Anita Neville, senior vice president, group corporate communications, at the Singaporean palm oil business Golden Agri-Resources, argues that “no palm oil” commitments are an “abdication of responsibility” from brands.

All across the value chain – from producers and traders to manufacturers and retailers – companies have made profits based on unsustainable practices, she says. “The world has called out this behaviour, demanding that sustainable production be normalised. But this takes time and investment.”

Normalising sustainability also requires demand-side players to support the transformation through their purchasing power, Neville adds.

In fact, the supply of sustainable palm oil certified by the Roundtable on Sustainable Palm Oil currently outstrips demand, partly down to premium cost and lack of necessity for many companies to buy it, with large quantities sold on the uncertified open market instead.
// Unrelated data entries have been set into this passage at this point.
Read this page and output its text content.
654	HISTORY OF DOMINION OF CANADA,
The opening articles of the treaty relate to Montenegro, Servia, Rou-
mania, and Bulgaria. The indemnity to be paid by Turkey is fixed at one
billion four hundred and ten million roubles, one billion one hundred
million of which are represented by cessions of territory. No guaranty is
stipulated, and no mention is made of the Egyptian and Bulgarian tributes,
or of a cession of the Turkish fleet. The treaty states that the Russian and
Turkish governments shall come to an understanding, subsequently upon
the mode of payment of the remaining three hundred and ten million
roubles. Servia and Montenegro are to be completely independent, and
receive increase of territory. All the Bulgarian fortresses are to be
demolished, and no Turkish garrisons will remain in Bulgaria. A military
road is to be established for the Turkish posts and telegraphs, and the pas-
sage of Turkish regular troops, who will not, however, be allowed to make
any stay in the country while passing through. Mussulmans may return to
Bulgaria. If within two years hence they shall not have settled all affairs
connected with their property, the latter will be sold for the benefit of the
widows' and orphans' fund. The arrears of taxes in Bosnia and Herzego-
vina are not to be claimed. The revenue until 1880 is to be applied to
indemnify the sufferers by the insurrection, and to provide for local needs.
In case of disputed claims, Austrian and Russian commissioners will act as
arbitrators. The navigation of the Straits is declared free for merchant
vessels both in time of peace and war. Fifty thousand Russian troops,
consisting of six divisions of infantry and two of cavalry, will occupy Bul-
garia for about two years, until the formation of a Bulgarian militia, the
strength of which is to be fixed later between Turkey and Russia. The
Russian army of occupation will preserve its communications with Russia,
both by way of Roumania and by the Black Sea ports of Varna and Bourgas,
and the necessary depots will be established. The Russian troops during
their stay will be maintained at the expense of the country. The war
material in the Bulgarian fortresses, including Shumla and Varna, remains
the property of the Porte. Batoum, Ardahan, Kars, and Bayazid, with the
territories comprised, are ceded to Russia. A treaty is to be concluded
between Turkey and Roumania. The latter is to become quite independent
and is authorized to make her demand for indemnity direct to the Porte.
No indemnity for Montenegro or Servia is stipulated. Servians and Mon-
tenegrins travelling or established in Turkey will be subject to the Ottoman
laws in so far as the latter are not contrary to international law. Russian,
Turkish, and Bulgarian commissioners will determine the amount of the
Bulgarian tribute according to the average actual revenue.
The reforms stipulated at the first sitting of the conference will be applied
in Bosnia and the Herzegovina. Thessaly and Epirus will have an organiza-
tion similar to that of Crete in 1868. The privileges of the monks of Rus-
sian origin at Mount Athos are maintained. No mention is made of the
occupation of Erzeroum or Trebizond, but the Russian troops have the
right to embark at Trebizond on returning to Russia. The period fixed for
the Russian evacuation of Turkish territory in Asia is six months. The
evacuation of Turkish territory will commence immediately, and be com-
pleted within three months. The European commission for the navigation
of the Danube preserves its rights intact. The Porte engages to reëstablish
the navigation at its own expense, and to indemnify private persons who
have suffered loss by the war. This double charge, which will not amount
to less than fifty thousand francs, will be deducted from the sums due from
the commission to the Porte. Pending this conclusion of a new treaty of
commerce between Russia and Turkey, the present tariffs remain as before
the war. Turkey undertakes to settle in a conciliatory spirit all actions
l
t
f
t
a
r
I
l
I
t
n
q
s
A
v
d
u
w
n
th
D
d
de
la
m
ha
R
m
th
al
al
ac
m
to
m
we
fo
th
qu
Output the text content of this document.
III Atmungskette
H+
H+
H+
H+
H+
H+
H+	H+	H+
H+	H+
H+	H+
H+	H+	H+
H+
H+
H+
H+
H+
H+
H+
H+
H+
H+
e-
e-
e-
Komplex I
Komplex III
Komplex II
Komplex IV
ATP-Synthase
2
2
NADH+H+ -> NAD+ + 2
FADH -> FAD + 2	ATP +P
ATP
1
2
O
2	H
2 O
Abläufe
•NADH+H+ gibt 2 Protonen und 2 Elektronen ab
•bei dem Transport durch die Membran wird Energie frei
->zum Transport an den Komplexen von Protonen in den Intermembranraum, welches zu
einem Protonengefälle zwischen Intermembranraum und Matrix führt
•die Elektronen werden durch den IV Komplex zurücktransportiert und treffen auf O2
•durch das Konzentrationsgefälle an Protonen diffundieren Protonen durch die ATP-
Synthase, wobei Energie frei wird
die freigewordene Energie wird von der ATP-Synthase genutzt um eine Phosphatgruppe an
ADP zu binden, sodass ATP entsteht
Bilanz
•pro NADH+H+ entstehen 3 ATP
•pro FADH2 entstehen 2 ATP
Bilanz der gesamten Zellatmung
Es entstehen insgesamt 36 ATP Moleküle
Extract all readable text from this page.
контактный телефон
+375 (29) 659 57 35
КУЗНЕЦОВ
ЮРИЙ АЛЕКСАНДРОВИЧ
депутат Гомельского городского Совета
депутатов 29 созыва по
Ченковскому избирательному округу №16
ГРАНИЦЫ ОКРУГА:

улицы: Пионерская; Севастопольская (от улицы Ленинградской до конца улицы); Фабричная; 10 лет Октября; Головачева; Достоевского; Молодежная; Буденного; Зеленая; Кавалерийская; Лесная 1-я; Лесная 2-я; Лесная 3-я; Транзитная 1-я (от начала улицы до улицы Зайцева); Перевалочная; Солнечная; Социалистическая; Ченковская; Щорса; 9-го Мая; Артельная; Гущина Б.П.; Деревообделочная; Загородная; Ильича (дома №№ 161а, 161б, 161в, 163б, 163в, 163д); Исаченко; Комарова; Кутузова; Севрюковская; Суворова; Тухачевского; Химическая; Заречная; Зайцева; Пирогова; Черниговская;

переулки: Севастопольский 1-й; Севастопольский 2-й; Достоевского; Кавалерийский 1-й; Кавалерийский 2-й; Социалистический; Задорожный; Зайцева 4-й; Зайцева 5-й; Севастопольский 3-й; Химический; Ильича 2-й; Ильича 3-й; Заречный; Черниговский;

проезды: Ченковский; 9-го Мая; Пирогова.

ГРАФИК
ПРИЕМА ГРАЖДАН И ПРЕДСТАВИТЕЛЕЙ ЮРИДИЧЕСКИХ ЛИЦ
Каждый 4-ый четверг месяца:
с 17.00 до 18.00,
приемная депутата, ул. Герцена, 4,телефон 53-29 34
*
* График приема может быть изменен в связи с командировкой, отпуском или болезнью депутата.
Corporate pledges, such as Nestlé’s ambition to source only sustainable commodities, including palm oil, by 2020, may change this (though Nestlé, of course, has had a complicated relationship with the RSPO).

Fay Richards,  communications manager for the RSPO, says that to incentivise and mainstream sustainable production practices, the downstream market “must commit to buy certified sustainable palm oil and support the growers”. 

While the RSPO certification system has had its detractors the body is clearly working hard to be at the heart of transforming the palm oil sector. Its recently updated and improved principles and criteria were generally welcomed and, the RSPO says, go beyond what any other major agricultural certification standard requires.

But to work effectively, the system needs more companies to commit to using it, rather than walking away from palm oil altogether. Richards argues that without pressure and demand for sustainable palm oil from brands in developed nations, “the likely outcome is more unsustainable palm oil”. While she accepts that increasing awareness of the issues facing the sector is important, “not engaging for lasting change in a supply chain is short-sighted”, she says. 

 Smallholder livelihoods 

Over 40% of all oil palm is cultivated by smallholders. In Indonesia and Malaysia, around 4.5 million people earn their living from palm oil production. A widespread abandonment of palm oil would force more consolidation of farm assets and smallholders to focus on other cash crops. And with income falling, governments would be faced with managing an economic transition in rural communities.   

For Neville, substituting palm oil with existing traditional crops is unlikely to have a huge impact, at least in the short term. “If you look at the players who have made a song and dance about their palm oil-free status, they have been relatively small volume players, and they had little-to-no track record of supporting certified palm oil.”

However, in the longer term, should negativity surrounding palm oil be sustained, perhaps a move to non-traditional substitutes, such as algal oils could be a game changer. But as with moving from palm to existing alternatives such as soy, this raises questions of whether there has been sufficient thought given to the potential risks or unintended consequences of such a move. 

But, for now, are there viable alternatives? Given the rampant demand for vegetable oils showing no sign of slowing down, and the current small volumes of alternative oils reaching market, palm oil is clearly here to stay. And in that case, the growing challenge for brands and retailers is how they can work with their supply chains to ensure that sustainable palm oil reaches the mass market, and quickly.